Bien que les chances ne soient pas en sa faveur, Bélisaire a décidé de livrer bataille. Il a choisi d'affronter les Perses devant les murs de la forteresse de Dara. Pour neutraliser la puissante cavalerie blindée perse - le les boulangers – les Romains ont creusé plusieurs fossés, laissant des espaces entre eux pour une éventuelle contre-attaque. Sur les flancs, Bélisaire a placé sa cavalerie légère (principalement composée de Huns ). La tranchée centrale à l'arrière-plan, protégée par les archers sur les murs de la ville, était occupée par l'infanterie romaine. Derrière eux se trouvait Bélisaire avec sa cavalerie d'élite.

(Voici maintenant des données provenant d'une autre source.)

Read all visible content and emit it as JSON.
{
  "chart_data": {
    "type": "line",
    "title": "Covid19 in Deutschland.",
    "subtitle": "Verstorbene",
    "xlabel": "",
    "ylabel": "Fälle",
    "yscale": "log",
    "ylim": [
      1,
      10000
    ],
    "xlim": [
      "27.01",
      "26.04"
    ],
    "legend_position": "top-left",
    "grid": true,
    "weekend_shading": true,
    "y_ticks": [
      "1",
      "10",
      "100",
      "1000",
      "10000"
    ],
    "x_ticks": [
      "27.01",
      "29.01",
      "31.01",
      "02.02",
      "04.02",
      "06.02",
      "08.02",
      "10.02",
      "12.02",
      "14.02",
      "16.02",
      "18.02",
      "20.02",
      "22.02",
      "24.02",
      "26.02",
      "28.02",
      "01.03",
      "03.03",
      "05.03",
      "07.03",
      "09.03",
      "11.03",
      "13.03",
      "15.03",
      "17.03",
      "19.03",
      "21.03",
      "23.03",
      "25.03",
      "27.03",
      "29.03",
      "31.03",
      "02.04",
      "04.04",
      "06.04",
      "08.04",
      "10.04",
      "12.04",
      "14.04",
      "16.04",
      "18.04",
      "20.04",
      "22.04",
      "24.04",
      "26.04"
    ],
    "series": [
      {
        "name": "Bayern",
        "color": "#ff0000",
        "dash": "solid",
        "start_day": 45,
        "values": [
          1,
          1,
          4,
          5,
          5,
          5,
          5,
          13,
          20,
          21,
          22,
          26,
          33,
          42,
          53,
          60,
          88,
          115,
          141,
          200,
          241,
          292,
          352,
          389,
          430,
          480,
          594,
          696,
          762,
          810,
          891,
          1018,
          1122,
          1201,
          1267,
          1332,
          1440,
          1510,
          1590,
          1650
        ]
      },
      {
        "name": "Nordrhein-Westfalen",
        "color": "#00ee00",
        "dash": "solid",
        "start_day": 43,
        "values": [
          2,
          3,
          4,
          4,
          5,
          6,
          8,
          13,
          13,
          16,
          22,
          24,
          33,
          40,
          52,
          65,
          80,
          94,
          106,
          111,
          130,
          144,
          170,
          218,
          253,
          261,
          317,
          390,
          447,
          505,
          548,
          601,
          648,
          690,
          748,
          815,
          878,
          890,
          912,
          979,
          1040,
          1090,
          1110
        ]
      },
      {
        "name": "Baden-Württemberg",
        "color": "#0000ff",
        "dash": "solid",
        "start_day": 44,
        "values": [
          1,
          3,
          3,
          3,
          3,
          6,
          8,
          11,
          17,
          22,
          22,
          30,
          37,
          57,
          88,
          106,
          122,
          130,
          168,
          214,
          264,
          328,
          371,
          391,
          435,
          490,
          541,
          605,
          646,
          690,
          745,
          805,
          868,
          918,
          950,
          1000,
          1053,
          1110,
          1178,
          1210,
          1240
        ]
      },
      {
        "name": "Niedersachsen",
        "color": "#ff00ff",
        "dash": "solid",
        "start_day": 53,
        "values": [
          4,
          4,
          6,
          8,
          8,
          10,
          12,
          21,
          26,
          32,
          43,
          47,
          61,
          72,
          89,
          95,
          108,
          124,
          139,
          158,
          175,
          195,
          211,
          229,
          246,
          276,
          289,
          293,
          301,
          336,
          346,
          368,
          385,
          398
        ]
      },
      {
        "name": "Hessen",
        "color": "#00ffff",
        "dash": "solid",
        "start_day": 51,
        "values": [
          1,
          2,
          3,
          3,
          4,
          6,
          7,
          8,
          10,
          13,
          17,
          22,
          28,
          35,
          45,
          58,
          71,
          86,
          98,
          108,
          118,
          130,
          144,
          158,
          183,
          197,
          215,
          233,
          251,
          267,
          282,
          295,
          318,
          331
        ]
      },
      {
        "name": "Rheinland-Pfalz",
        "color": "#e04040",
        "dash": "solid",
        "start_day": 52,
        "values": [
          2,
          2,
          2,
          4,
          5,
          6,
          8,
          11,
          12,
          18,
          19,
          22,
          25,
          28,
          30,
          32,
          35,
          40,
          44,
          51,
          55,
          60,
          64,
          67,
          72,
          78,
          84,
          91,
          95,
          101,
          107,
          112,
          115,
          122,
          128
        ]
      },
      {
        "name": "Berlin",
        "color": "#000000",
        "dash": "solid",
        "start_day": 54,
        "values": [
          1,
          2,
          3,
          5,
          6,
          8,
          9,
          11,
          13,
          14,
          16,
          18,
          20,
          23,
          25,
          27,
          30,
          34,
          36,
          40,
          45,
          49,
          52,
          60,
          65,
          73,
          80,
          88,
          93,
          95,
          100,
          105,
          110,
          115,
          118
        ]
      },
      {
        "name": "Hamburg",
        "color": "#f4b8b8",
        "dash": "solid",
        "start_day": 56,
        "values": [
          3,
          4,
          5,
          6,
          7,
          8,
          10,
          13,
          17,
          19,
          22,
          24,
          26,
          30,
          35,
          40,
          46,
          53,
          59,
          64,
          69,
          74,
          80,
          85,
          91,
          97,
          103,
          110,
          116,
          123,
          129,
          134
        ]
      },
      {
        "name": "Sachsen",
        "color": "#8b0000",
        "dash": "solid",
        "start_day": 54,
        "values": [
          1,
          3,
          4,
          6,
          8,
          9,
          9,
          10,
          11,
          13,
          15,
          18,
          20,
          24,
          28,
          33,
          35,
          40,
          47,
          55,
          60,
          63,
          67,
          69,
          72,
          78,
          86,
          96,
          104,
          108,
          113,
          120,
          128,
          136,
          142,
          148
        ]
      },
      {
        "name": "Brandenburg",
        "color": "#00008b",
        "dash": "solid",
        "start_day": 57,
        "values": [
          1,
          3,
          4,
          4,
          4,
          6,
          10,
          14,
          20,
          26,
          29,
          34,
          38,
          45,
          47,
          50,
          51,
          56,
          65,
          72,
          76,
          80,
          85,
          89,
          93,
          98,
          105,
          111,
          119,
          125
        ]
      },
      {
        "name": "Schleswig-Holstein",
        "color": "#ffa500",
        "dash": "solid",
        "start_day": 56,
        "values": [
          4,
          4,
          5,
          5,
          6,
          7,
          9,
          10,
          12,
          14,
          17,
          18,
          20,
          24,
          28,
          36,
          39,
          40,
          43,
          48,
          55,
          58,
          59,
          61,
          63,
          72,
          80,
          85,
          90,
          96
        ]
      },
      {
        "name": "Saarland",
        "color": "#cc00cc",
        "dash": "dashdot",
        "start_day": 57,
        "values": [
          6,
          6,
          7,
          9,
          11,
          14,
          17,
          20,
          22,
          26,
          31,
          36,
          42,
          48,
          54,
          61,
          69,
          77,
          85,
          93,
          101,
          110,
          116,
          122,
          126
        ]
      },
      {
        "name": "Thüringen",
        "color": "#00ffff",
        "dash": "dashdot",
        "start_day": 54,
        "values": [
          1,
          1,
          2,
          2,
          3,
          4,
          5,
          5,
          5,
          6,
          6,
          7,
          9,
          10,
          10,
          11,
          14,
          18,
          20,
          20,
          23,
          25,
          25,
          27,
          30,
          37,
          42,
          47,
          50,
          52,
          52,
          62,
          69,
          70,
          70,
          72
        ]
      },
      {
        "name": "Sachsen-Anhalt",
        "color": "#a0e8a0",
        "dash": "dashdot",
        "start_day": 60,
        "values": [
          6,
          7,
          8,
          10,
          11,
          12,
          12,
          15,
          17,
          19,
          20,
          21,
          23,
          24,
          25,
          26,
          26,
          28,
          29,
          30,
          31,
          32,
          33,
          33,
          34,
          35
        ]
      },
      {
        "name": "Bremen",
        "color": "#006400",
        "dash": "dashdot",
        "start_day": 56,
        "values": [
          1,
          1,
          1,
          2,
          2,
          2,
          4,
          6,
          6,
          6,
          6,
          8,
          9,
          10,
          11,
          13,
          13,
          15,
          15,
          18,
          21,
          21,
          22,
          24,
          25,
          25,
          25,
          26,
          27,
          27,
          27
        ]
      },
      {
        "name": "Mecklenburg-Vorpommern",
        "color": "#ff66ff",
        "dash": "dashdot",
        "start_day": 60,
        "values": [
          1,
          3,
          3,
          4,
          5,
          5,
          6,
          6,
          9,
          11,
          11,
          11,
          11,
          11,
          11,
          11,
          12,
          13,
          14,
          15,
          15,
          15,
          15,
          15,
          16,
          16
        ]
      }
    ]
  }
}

Reconstitution du chanfrein en cuir , casque de cheval avec protège-yeux globuleux en bronze, 1er siècle de notre ère, via National Museums Scotland
L'historien Procope, qui a également agi en tant que secrétaire de Bélisaire, nous a laissé un récit détaillé de la bataille. La première journée s'est déroulée dans plusieurs combats difficiles entre champions de camps opposés. Apparemment, le champion persan a défié Bélisaire en combat singulier, mais a plutôt été rencontré et tué par un esclave de bain. Après l'échec de la tentative de Bélisaire de négocier la paix, la bataille de Dara a eu lieu le lendemain. L'engagement a commencé par un échange prolongé de tirs de flèches. Puis les Sassanides les boulangers chargés de leurs lances, d'abord sur le flanc droit romain puis sur le gauche. Les cavaliers impériaux ont repoussé les deux attaques. La chaleur étouffante du désert, avec une température atteignant 45 ° C, a encore entravé l'assaut des guerriers vêtus de mailles. La les boulangers qui ont réussi à traverser le fossé se sont retrouvés sous l'attaque des archers hunniques à cheval qui ont quitté leurs positions cachées et de la cavalerie lourde d'élite de Bélisaire.
Une fois les cavaliers sassanides abattus, l'infanterie a fui le champ de bataille. La plupart ont réussi à s'échapper, car Bélisaire a retenu sa cavalerie d'une poursuite potentiellement dangereuse. 8 000 Perses sont morts sur le champ de bataille. Les Romains ont célébré une grande victoire, n'employant que des tactiques défensives et gardant l'infanterie hors de combat. Bien que les forces impériales aient subi une défaite un an plus tard à Callinicum, les tactiques utilisées à Dara deviendront un incontournable de la La stratégie de l'Empire romain d'Orient , avec une armée petite mais bien entraînée et la cavalerie comme puissance de frappe.
Malgré de nouvelles attaques perses en 540 et 544, Dara est restée sous contrôle romain pendant encore trente ans. Le fort a changé de mains plusieurs fois jusqu'à la conquête arabe en 639, après quoi il est devenu l'un des nombreux avant-postes fortifiés au plus profond du territoire ennemi.
2. Tricamarum (533 CE) : La reconquête romaine de l'Afrique du Nord

Pièce en argent représentant le roi vandale Gelimer , 530-533 CE, via le British Museum
À l'été 533 de notre ère, l'empereur Justinien était prêt à réaliser le rêve tant attendu. Après plus d'un siècle, les armées impériales se préparent à débarquer sur les côtes de l'Afrique du Nord. La province impériale autrefois cruciale était désormais le cœur du puissant royaume vandale. Si Justinien voulait éliminer les Vandales, ses concurrents directs en Méditerranée, il devait prendre la capitale du Royaume, la ancienne ville de Carthage . L'opportunité s'est présentée après que l'Empire romain d'Orient ait signé la paix avec la Perse sassanide. Une fois le front de l'Est sécurisé, Justinien envoya son fidèle général Bélisaire à la tête de l'armée expéditionnaire relativement petite (comptant environ 16 000 hommes, dont 5 000 de cavalerie) en Afrique.
En septembre 533, la force débarque en Tunisie et avance sur Carthage par voie terrestre. À un endroit appelé Ad Decimum, Bélisaire a remporté un victoire spectaculaire sur l'armée vandale dirigé par le roi Gelimer. Quelques jours plus tard, les troupes impériales entrent triomphalement dans Carthage. La victoire fut si complète et rapide que Bélisaire se régala du dîner préparé pour le retour triomphal de Gelimer. Mais, alors que Carthage était de nouveau sous contrôle impérial, la guerre pour l'Afrique n'était pas encore terminée.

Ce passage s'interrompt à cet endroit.